In the early years of the Cold War, both Republicans and Democrats were fervent anti-communists. In those years self-described communists were not in the ascendant in American culture, to say the least. Even though Orwell was a self-described socialist, his dystopian novel was a critique of Soviet communism -- and Big Brother was based on Stalin.
Now, today Tea Party Republicans like to denounce Big Government, with special reference to the federal government. Granted their expression "Big Government" sounds a wee bit less personal than the expression "Big Brother" sounds. But their expression "Big Government" sounds even more ominous because it sounds like an impersonal force that threatens us. (QUESTION: Shouldn't we expect the federal government to grow in size as the population of the country grows in size? The country is bigger now than it was in the early years of our Republic.)

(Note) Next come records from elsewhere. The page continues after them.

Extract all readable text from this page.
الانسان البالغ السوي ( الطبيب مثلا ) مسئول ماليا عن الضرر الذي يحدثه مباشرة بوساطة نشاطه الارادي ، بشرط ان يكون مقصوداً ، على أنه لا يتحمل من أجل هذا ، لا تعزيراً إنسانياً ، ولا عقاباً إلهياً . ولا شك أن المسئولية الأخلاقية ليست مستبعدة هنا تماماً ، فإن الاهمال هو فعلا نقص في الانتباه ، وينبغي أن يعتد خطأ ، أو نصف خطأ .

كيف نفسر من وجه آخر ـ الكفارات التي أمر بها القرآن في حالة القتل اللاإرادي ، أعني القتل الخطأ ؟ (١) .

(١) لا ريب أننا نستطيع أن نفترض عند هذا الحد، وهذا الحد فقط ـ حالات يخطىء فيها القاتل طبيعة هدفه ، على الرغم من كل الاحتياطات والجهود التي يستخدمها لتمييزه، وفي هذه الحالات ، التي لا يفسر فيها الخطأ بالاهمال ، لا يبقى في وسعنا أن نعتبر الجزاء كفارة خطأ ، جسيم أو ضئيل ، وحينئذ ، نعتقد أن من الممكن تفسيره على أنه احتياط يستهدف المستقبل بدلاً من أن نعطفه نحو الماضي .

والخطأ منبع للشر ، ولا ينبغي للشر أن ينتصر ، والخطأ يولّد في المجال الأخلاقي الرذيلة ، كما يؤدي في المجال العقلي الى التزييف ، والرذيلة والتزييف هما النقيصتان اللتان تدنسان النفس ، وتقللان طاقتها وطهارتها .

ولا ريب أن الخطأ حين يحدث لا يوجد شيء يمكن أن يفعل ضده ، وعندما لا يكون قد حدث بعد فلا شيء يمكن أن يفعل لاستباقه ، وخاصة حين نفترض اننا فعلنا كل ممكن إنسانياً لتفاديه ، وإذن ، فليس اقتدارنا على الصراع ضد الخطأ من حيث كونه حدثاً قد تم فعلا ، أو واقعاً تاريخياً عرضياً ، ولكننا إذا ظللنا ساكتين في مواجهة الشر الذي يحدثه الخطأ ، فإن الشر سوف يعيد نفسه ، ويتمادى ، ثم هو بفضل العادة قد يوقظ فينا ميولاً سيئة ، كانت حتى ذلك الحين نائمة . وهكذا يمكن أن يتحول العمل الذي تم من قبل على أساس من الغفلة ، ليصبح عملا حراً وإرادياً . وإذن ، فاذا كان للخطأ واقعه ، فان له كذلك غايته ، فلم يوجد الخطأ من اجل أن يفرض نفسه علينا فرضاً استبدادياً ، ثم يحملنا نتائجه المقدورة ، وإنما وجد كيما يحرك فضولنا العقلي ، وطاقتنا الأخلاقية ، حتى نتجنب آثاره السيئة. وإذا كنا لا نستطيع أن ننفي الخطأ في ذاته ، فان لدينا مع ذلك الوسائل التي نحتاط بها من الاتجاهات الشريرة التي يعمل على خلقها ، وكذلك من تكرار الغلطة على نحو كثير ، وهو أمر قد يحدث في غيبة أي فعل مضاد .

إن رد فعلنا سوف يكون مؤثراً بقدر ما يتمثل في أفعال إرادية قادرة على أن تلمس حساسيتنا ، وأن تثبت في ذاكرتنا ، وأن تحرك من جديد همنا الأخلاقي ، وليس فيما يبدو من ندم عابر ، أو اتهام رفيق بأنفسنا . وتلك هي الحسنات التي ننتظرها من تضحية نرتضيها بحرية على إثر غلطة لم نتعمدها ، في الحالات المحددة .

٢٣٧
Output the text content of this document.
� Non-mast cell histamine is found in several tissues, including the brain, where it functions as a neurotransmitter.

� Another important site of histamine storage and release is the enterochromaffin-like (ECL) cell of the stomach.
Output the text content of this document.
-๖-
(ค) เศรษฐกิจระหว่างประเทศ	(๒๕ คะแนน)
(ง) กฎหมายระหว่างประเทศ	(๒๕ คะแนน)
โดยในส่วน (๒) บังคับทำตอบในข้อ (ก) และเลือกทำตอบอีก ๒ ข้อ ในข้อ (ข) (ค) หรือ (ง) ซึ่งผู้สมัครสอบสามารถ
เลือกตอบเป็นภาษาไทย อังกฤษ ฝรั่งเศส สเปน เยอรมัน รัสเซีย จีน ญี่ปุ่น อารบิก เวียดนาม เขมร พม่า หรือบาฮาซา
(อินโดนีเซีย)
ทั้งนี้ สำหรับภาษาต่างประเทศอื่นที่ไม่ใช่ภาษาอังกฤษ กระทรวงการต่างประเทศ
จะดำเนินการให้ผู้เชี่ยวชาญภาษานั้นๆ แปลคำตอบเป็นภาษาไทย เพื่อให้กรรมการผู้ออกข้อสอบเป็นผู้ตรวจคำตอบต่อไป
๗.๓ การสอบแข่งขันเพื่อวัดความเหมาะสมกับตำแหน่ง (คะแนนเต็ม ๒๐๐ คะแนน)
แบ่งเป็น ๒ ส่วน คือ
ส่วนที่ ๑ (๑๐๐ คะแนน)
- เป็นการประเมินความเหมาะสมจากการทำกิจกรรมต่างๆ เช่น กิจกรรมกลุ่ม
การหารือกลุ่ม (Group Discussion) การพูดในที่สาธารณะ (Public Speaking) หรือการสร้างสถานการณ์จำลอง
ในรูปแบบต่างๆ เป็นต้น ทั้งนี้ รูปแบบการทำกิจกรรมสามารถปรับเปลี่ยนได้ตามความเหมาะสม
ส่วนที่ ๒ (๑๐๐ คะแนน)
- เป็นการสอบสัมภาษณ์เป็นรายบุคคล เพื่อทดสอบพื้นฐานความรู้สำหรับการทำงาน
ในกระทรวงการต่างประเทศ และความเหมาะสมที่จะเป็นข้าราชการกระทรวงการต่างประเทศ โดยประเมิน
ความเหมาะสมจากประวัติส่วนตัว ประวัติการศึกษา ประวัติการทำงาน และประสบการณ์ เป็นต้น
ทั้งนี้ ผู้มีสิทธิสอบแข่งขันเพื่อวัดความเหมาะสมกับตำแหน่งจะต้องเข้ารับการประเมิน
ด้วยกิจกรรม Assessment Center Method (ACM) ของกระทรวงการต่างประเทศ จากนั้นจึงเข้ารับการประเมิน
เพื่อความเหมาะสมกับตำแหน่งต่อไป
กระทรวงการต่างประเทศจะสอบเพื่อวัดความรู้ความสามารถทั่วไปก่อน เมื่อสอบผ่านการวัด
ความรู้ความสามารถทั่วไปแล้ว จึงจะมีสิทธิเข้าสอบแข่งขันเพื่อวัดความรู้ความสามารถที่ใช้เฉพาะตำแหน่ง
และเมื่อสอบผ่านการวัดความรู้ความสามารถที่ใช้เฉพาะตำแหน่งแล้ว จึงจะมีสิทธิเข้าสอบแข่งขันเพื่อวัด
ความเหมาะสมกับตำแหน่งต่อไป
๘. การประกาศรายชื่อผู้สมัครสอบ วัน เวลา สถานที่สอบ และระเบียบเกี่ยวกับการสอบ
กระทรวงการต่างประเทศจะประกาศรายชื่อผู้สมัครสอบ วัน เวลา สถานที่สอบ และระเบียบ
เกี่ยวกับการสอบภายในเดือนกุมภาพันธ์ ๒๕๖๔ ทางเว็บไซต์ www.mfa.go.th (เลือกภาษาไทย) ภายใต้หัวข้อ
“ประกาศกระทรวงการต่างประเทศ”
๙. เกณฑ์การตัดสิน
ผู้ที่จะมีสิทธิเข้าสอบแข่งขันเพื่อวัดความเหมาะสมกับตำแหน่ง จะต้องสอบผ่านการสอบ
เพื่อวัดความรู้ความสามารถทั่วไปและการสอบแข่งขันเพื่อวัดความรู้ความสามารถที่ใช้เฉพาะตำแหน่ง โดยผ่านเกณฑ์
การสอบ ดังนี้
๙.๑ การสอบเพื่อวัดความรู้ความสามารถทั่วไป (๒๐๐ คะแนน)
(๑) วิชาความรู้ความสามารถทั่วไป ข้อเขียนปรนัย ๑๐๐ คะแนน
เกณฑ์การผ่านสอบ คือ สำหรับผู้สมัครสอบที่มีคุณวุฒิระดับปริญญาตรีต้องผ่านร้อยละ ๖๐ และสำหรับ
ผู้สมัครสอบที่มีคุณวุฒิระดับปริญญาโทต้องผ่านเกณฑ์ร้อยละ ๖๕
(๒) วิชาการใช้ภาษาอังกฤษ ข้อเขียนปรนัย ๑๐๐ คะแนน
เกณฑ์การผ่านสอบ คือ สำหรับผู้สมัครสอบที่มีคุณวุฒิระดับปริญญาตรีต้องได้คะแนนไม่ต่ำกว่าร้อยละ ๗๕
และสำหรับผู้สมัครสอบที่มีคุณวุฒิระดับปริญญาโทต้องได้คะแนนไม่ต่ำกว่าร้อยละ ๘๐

Of course the recent revelations that Edward Snowden has made suggest that the National Security Agency is an Orwellian name for the National Surveillance Agency. As a result of his revelations about the NSA's surveillance, many progressives and liberals are concerned about this "big government" intrusion into the private lives of Americans. Ironically, many conservatives have defended this "big government" intrusion into the private lives of Americans.
So the typographic lesson I have drawn here is twofold:
(1) When conservatives denounce supposed intrusions of the federal government, they are denouncing "Big Government."
(2) When progressives and liberals denounce supposed intrusions of the federal government, they are denouncing "big government."